The gene-editing space has been a hot topic since the end of June. That was when Intellia Therapeutics (NTLA 0.28%) and Regeneron Pharmaceuticals (REGN 0.82%) released positive phase 1 data from patients who had their DNA edited inside their body. It was the first result to show that the approach could work in humans. The breakthrough sent shares of every gene-editing company soaring. Most have returned to earth, but the excitement is understandable.

Caribou Biosciences (CRBU -0.33%) filed its paperwork for an initial public offering (IPO) only days after Intellia's announcement. It was perfectly timed to take advantage of the hype. And there are three reasons it might still be the best gene-editing stock to buy right now.

A person in a mask editing a double-helilx DNA strand.

Image source: Getty Images.

1. A Nobel beginning and a novel approach

The company was co-founded by Jennifer Doudna, who shared the 2020 Nobel Prize in Chemistry for her discovery of the CRISPR-Cas9 gene-editing tool. Although she is not employed by the company, she still serves on its scientific advisory board. Among the other co-founders was CEO Rachel Haurwitz. She spent years in Doudna's lab at the University of California, Berkeley, and has held the CEO title since 2012. That's the year Caribou became operational, making it perhaps the oldest CRISPR company. Despite being a decade old, it has come up with a novel gene-editing technique to treat diseases.

The original gene-editing technology used the Cas9 protein to cut DNA. That cutting tool is guided to a specific location in the genome by RNA. One downfall of CRISPR-Cas9 is that it sometimes makes cuts in unintended locations. This off-target editing can have negative consequences. It can be especially problematic if a therapy requires cuts in multiple locations. Caribou invented a way to solve the problem.

By combining RNA and DNA to guide the molecule, the company has reduced off-target edits. That's true even even when multiple edits and insertions are required. The technology is called chRDNA, pronounced "chardonnay." Because the guides are created using readily available chemical tools, Caribou believes it can one day manufacture large batches for off-the-shelf treatments instead of the time-consuming patient-specific therapies employed by most gene-editing companies.

2. The company is making clinical progress

Caribou's lead candidate is a therapy to fight B-cell non-Hodgkin's Lymphoma. It edits a type of immune cell to make it more accurate and lethal in targeting cancer cells. The cells are also edited to prevent them from being shut down quickly -- a common defense mechanism of the disease. Management believes it is the only therapy of its kind. Caribou refers to its process as "armoring" the cells, and it recently dosed its first patient in the phase 1 study. Initial data is expected in 2022.

Although its other treatments are not yet in clinical trials, they are promising. Its CB-011 and CB-012 target forms of multiple myeloma and leukemia, respectively. It plans to file an investigational new drug application for CB-011 next year. Its CB-020 is designed to target solid tumors, a notoriously difficult form of cancer to fight. Management plans to select a target for this treatment in 2022.

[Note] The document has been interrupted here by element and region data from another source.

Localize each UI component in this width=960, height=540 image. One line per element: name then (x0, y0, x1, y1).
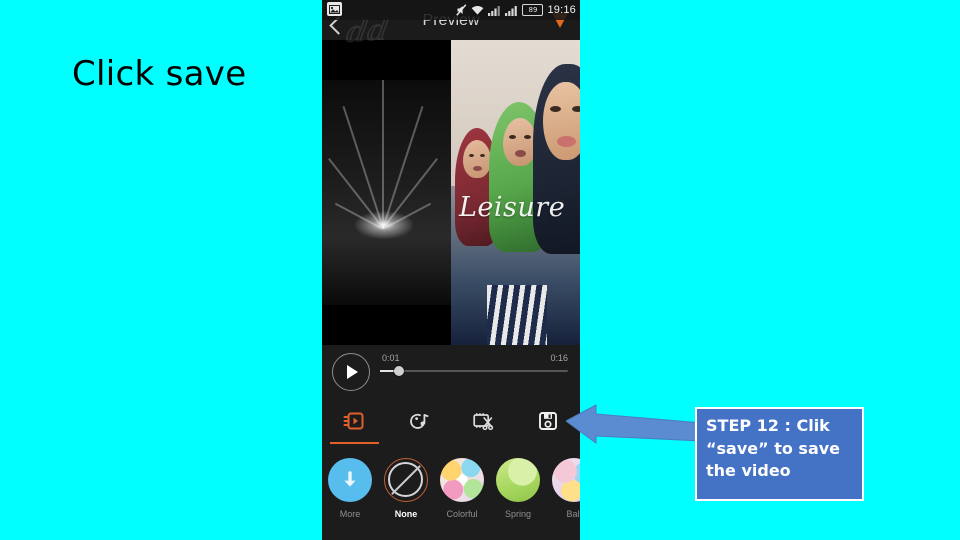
spring-filter-thumb (496, 458, 540, 502)
filter-item[interactable]: None (378, 458, 434, 519)
status-bar: 89 19:16 (322, 0, 580, 20)
status-bar-clock: 19:16 (547, 4, 576, 16)
video-watermark: Leisure (459, 192, 566, 223)
callout-text: STEP 12 : Clik “save” to save the video (706, 415, 853, 483)
tab-effects[interactable] (322, 398, 387, 444)
filter-label: Spring (504, 509, 531, 519)
video-right-half: Leisure (451, 40, 580, 345)
signal-bars-icon (505, 5, 518, 16)
filter-item[interactable]: Spring (490, 458, 546, 519)
letterbox-top (322, 40, 451, 80)
filter-item[interactable]: Ball (546, 458, 580, 519)
image-icon (327, 2, 342, 16)
current-time-label: 0:01 (382, 353, 400, 363)
seek-handle[interactable] (393, 366, 404, 376)
person-center-face (503, 118, 537, 166)
striped-shirt (487, 285, 547, 345)
slide-canvas: Click save Leisure ⅆⅆ Preview 89 19:16 0… (0, 0, 960, 540)
video-left-half (322, 40, 451, 345)
player-bar: 0:01 0:16 (322, 345, 580, 398)
filter-item[interactable]: Colorful (434, 458, 490, 519)
filter-label: More (339, 509, 361, 519)
signal-bars-icon (488, 5, 501, 16)
callout-line-3: the video (706, 461, 791, 481)
total-time-label: 0:16 (550, 353, 568, 363)
person-left-face (463, 140, 491, 178)
ball-filter-thumb (552, 458, 580, 502)
callout-line-1: STEP 12 : Clik (706, 416, 830, 435)
mute-icon (456, 4, 467, 16)
callout-arrow (565, 399, 703, 447)
filter-label: Ball (566, 509, 580, 519)
colorful-filter-thumb (440, 458, 484, 502)
save-floppy-icon (538, 412, 557, 430)
filter-carousel[interactable]: More None Colorful Spring Ball (322, 444, 580, 540)
tab-trim[interactable] (451, 398, 516, 444)
effects-icon (343, 412, 364, 430)
none-filter-icon (384, 458, 428, 502)
filter-label: None (394, 509, 418, 519)
person-right-face (543, 82, 580, 160)
filter-item[interactable]: More (322, 458, 378, 519)
tab-music[interactable] (387, 398, 452, 444)
phone-screenshot: Leisure ⅆⅆ Preview 89 19:16 0:01 0:16 Mo… (322, 0, 580, 540)
play-button[interactable] (332, 353, 370, 391)
video-preview[interactable]: Leisure (322, 40, 580, 345)
page-title: Click save (72, 54, 247, 94)
download-circle-icon (328, 458, 372, 502)
music-icon (409, 413, 429, 429)
filter-label: Colorful (446, 509, 478, 519)
seek-slider[interactable] (380, 366, 568, 376)
callout-line-2: “save” to save (706, 438, 841, 458)
play-icon (347, 365, 358, 379)
light-flare (322, 80, 451, 305)
battery-icon: 89 (522, 4, 544, 16)
callout-box: STEP 12 : Clik “save” to save the video (695, 407, 864, 501)
editor-tab-bar (322, 398, 580, 444)
wifi-icon (472, 5, 484, 15)
trim-scissors-icon (473, 413, 494, 431)
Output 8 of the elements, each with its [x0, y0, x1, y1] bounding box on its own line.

3. A lot of interest from Wall Street

Let's face it, one of the factors that separates successful biotech companies is whether they can keep Wall Street interested long enough to get the science to work. For Caribou, that doesn't seem to be a problem.

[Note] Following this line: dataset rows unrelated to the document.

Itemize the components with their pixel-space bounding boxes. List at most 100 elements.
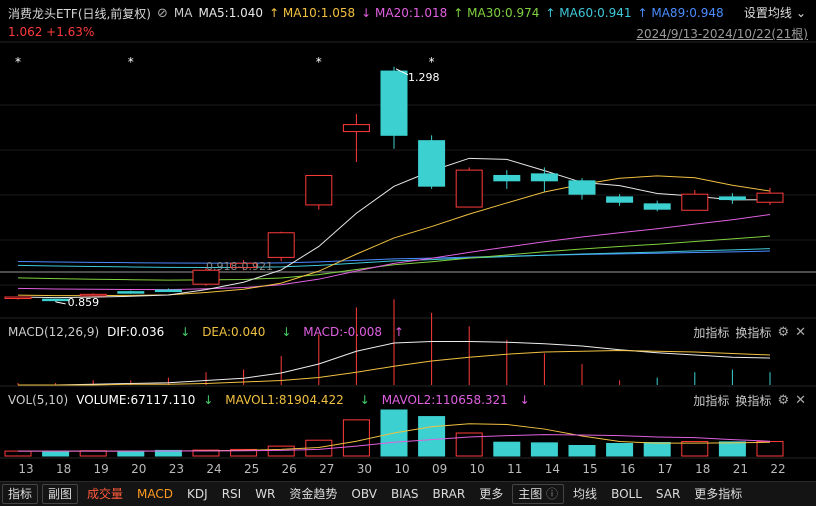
volume-bar-19 bbox=[718, 441, 746, 457]
x-axis-label: 19 bbox=[93, 462, 109, 476]
add-indicator-button[interactable]: 加指标 bbox=[693, 324, 729, 341]
x-axis-label: 10 bbox=[394, 462, 410, 476]
vol-tools: 加指标 换指标 ⚙ ✕ bbox=[687, 391, 806, 409]
tab-15[interactable]: SAR bbox=[649, 483, 687, 505]
x-axis-label: 09 bbox=[431, 462, 448, 476]
x-axis-label: 11 bbox=[507, 462, 523, 476]
candle-body-9 bbox=[342, 124, 370, 133]
volume-bar-13 bbox=[493, 441, 521, 457]
vol-name: VOL(5,10) bbox=[8, 393, 69, 407]
candle-body-18 bbox=[681, 193, 709, 211]
candle-body-4 bbox=[154, 289, 182, 293]
range-label: 0.918-0.921 bbox=[206, 260, 273, 273]
kline-chart[interactable]: * * * * 1.298 0.859 0.918-0.921 bbox=[0, 0, 816, 505]
switch-indicator-button[interactable]: 换指标 bbox=[735, 392, 771, 409]
low-pointer bbox=[55, 301, 66, 305]
candle-body-19 bbox=[718, 196, 746, 201]
help-icon[interactable]: ⓘ bbox=[542, 487, 558, 501]
volume-bar-17 bbox=[643, 442, 671, 457]
candle-body-7 bbox=[267, 232, 295, 258]
gear-icon[interactable]: ⚙ bbox=[777, 393, 789, 408]
tab-2[interactable]: 成交量 bbox=[80, 483, 130, 505]
tab-5[interactable]: RSI bbox=[215, 483, 249, 505]
x-axis-label: 16 bbox=[619, 462, 636, 476]
candle-body-16 bbox=[606, 196, 634, 203]
high-price-label: 1.298 bbox=[408, 71, 440, 84]
tab-4[interactable]: KDJ bbox=[180, 483, 215, 505]
candle-body-11 bbox=[418, 140, 446, 187]
candle-body-20 bbox=[756, 192, 784, 203]
candle-body-17 bbox=[643, 203, 671, 210]
candle-body-8 bbox=[305, 174, 333, 206]
x-axis-labels: 13 18 19 20 23 24 25 26 27 30 10 09 10 11 14 15 16 17 18 21… bbox=[0, 462, 816, 480]
add-indicator-button[interactable]: 加指标 bbox=[693, 392, 729, 409]
close-icon[interactable]: ✕ bbox=[795, 325, 806, 340]
macd-dif: DIF:0.036 bbox=[107, 325, 165, 339]
switch-indicator-button[interactable]: 换指标 bbox=[735, 324, 771, 341]
marker-star-2: * bbox=[316, 55, 322, 69]
tab-0[interactable]: 指标 bbox=[2, 484, 39, 504]
candle-body-0 bbox=[4, 296, 32, 300]
ma5-line bbox=[17, 157, 771, 299]
candle-body-14 bbox=[530, 173, 558, 182]
x-axis-label: 15 bbox=[582, 462, 598, 476]
volume-bar-9 bbox=[342, 419, 370, 457]
macd-dea: ↓ DEA:0.040 bbox=[180, 325, 266, 339]
tab-1[interactable]: 副图 bbox=[42, 484, 79, 504]
vol-mavol1: ↓ MAVOL1:81904.422 bbox=[203, 393, 344, 407]
marker-star-0: * bbox=[15, 55, 21, 69]
candle-body-15 bbox=[568, 180, 596, 195]
x-axis-label: 30 bbox=[356, 462, 373, 476]
candle-body-3 bbox=[117, 291, 145, 294]
x-axis-label: 20 bbox=[131, 462, 147, 476]
gear-icon[interactable]: ⚙ bbox=[777, 325, 789, 340]
volume-bar-15 bbox=[568, 444, 596, 457]
x-axis-label: 26 bbox=[281, 462, 297, 476]
low-price-label: 0.859 bbox=[68, 296, 100, 309]
volume-bar-14 bbox=[530, 442, 558, 457]
tab-3[interactable]: MACD bbox=[130, 483, 180, 505]
tab-12[interactable]: 主图 ⓘ bbox=[512, 484, 565, 504]
volume-bar-20 bbox=[756, 441, 784, 457]
volume-bar-7 bbox=[267, 445, 295, 457]
tab-9[interactable]: BIAS bbox=[384, 483, 426, 505]
macd-value: ↓ MACD:-0.008 ↑ bbox=[281, 325, 404, 339]
candle-body-12 bbox=[455, 169, 483, 208]
close-icon[interactable]: ✕ bbox=[795, 393, 806, 408]
tab-6[interactable]: WR bbox=[248, 483, 282, 505]
x-axis-label: 25 bbox=[243, 462, 260, 476]
x-axis-label: 18 bbox=[695, 462, 711, 476]
volume-bar-1 bbox=[42, 450, 70, 457]
volume-bar-3 bbox=[117, 450, 145, 457]
vol-header: VOL(5,10) VOLUME:67117.110 ↓ MAVOL1:8190… bbox=[8, 391, 546, 409]
vol-mavol2: ↓ MAVOL2:110658.321 ↓ bbox=[359, 393, 530, 407]
macd-name: MACD(12,26,9) bbox=[8, 325, 100, 339]
candle-body-1 bbox=[42, 298, 70, 302]
macd-header: MACD(12,26,9) DIF:0.036 ↓ DEA:0.040 ↓ MA… bbox=[8, 323, 420, 341]
tab-7[interactable]: 资金趋势 bbox=[282, 483, 344, 505]
candle-body-10 bbox=[380, 70, 408, 136]
tab-8[interactable]: OBV bbox=[344, 483, 384, 505]
ma30-line bbox=[17, 235, 771, 281]
tab-16[interactable]: 更多指标 bbox=[687, 483, 749, 505]
volume-bar-18 bbox=[681, 441, 709, 457]
x-axis-label: 10 bbox=[469, 462, 485, 476]
marker-star-1: * bbox=[128, 55, 134, 69]
x-axis-label: 14 bbox=[544, 462, 561, 476]
candle-body-13 bbox=[493, 174, 521, 182]
tab-13[interactable]: 均线 bbox=[566, 483, 604, 505]
marker-star-3: * bbox=[429, 55, 435, 69]
x-axis-label: 13 bbox=[18, 462, 34, 476]
x-axis-label: 24 bbox=[206, 462, 222, 476]
macd-tools: 加指标 换指标 ⚙ ✕ bbox=[687, 323, 806, 341]
tab-14[interactable]: BOLL bbox=[604, 483, 649, 505]
tab-11[interactable]: 更多 bbox=[472, 483, 510, 505]
x-axis-label: 18 bbox=[55, 462, 72, 476]
x-axis-label: 22 bbox=[770, 462, 786, 476]
x-axis-label: 21 bbox=[732, 462, 749, 476]
volume-bar-16 bbox=[606, 443, 634, 457]
indicator-tab-bar: 指标 副图 成交量 MACD KDJ RSI WR 资金趋势 OBV BIAS BRAR 更多 主图 ⓘ… bbox=[0, 481, 816, 506]
vol-volume: VOLUME:67117.110 bbox=[76, 393, 196, 407]
x-axis-label: 23 bbox=[168, 462, 185, 476]
tab-10[interactable]: BRAR bbox=[426, 483, 473, 505]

When the company raised $115 million in March, the funding round was oversubscribed. The company's filings with the Securities and Exchange Commission showed $146 million on its balance sheet at the end of the first quarter. The IPO raised more than $300 million on top of that.

Its IPO proved the excitement hadn't waned. Caribou increased the size of its offering twice to meet the demand. It ended up selling 19 million shares at the top of its pricing range. After a few days of trading, shares sit about even with the IPO price.

When a basket makes sense

For those excited about the potential of gene editing, Caribou's chRDNA approach to addressing some of CRISPR's shortcomings is enticing. But the field is beginning to get crowded. A new wave of companies has followed the initial trio of publicly traded CRISPR-based companies. Intellia Therapeutics, Editas Medicine, and CRISPR Therapeutics have been public since 2016. New approaches like Beam's base editing, and Verve Therapeutics' focus on heart disease have increased the choices for investors.

That said, Caribou might offer the perfect balance between a proven treatment and novel approach. Therapies using CRISPR-Cas9 have made it the farthest along in treating patients, and Caribou's new platform addresses problems that competing gene-editing approaches aim to solve. But investing in biotechs can be fraught with risk. Often, one failed trial can be catastrophic for a company.

That's why many recommend buying a small amount of several companies focusing on a particular area. Nowhere does this make more sense than in gene editing. With its combination of progress, funding, and leadership, Caribou Biosciences has earned a place in that basket.